Maybe it isn't fair to judge any side of a debate by the fieriest rhetoric of its most marginal members—but it's a shit-ton of fun.

Two weeks ago, City Commissioner Sam Adams paid a visit to a large immigrant rights march/rally downtown and said a few words to the crowd about "the positive contributions that immigrants make to our city, state, and nation." His speech hit the local broadcast media, and not long after, his office was inundated with calls, including this one from a screeching, breathless woman:

"You queer, spic-loving bastard! Why don't you go down to Mexico and help them out there? We'd be happy to be rid of you, you rotten, spic-loving queer."

Another concerned (and conveniently anonymous) citizen mailed in a poorly worded postcard that went to great lengths to connect illegal immigration to the scourge of "money telegram shops" that are destroying the city. Yet another upstanding Portlander had to be ushered out of Adams' office when he didn't get the hint that xenophobic hate speech wouldn't really fly in an office with numerous immigrant staffers.

Speaking of free speech: For weeks, Erik Sten's campaign signs have been flooding Portland neighborhoods with a sea of yellow—at least through the Northeast and central Southeast.
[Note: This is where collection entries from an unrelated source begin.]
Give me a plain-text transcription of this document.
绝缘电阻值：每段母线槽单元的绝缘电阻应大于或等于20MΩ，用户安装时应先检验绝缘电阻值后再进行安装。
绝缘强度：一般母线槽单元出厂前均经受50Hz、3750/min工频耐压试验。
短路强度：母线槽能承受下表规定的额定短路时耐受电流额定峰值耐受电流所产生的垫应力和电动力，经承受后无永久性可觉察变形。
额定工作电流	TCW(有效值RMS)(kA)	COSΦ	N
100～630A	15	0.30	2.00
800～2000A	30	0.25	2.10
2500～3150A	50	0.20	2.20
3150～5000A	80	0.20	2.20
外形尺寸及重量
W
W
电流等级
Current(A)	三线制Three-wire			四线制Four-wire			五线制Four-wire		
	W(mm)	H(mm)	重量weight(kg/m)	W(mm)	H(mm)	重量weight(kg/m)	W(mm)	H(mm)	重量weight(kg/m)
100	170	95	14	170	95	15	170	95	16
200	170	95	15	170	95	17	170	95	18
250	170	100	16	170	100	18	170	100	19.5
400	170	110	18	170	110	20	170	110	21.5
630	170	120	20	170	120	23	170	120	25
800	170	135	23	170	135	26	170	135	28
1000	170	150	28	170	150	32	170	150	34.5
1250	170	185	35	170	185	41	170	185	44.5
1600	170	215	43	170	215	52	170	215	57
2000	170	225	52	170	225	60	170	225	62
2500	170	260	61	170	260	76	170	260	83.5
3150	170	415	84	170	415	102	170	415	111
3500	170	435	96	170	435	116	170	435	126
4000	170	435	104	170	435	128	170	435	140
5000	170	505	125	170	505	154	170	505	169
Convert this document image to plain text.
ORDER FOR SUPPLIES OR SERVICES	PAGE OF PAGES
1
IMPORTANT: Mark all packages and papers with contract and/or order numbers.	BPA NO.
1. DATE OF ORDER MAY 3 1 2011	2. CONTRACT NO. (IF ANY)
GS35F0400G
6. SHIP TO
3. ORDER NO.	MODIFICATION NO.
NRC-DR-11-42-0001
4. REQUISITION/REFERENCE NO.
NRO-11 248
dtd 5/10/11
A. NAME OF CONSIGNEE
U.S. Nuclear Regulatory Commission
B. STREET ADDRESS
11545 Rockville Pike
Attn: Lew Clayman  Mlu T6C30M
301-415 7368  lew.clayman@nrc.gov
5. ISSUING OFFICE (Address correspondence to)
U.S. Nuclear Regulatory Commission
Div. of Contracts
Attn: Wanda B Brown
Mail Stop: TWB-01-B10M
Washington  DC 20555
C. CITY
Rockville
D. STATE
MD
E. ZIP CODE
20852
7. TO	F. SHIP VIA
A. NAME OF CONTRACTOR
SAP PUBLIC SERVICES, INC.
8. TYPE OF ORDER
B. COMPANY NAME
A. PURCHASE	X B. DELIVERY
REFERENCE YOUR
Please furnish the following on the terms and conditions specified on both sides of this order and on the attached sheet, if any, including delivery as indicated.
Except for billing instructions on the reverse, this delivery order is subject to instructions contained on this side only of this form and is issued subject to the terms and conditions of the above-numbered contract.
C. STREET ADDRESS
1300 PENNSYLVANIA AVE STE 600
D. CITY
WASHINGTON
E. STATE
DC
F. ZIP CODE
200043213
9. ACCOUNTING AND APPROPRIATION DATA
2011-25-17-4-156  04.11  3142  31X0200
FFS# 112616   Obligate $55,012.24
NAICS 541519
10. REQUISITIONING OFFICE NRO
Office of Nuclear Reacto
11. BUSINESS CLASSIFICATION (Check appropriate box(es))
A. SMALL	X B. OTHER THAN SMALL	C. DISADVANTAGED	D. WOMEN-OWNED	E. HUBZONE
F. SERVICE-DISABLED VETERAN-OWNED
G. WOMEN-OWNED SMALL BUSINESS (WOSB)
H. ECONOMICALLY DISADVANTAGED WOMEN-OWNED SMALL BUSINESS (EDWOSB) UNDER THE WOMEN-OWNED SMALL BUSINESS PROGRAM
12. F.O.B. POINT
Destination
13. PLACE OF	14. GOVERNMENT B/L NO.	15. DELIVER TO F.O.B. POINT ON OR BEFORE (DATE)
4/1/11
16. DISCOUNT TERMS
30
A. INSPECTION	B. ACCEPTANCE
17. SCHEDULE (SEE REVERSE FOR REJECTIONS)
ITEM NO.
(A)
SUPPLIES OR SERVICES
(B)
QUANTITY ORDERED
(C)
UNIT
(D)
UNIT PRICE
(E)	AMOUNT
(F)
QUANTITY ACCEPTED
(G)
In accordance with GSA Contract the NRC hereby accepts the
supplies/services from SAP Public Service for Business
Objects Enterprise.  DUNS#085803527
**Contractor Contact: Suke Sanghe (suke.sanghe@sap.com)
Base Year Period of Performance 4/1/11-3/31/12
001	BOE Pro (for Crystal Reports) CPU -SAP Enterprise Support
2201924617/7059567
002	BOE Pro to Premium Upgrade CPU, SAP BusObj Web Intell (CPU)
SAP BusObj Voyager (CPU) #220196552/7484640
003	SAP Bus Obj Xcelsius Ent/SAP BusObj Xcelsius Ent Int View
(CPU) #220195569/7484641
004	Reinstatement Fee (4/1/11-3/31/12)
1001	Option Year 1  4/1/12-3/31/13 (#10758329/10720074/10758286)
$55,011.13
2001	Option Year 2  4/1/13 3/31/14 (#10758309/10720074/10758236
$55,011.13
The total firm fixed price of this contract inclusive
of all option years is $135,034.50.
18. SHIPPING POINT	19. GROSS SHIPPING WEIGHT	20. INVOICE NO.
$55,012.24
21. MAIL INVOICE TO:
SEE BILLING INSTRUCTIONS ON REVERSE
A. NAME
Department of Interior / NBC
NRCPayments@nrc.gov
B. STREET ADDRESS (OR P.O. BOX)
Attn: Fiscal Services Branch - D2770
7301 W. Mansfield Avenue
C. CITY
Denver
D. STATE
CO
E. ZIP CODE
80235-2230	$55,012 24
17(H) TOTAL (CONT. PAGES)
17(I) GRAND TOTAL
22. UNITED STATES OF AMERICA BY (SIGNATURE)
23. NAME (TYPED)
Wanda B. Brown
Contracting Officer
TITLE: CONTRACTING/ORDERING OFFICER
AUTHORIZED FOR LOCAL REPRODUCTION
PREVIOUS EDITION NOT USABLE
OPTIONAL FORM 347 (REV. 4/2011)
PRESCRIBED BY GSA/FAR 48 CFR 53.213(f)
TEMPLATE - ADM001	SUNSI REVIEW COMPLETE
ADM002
It wasn't until last week I saw my first campaign sign for his opponent, Ginny Burdickin her campaign office.

Now, according to an article in the Oregonian, she's claiming that Sten's campaign has placed lawn signs on public property, in violation of campaign rules.

"It's against the law," she told the paper. "And you'll find no Ginny Burdick signs in the right-of-way."

Or anywhere else.

It's uncertain if he'll be planting any signs on the council chamber dais, but Sten's affordable housing goals were expected to be open for battle during this Wednesday's city council meeting. At issue is a resolution co-sponsored with Adams that would require 30 percent of all urban renewal dollars to be spent directly on affordable housing.

First, the mayor came out against the plan—specifically about the rigid 30 percent figure. Now, the Portland Business Alliance—God bless 'em—has issued a "call to action" to its members, urging them to show up at the council meeting to testify against the resolution. Expect the PBA to come out against the "arbitrary" quota, with superficial lip service paid to the needs of poor people.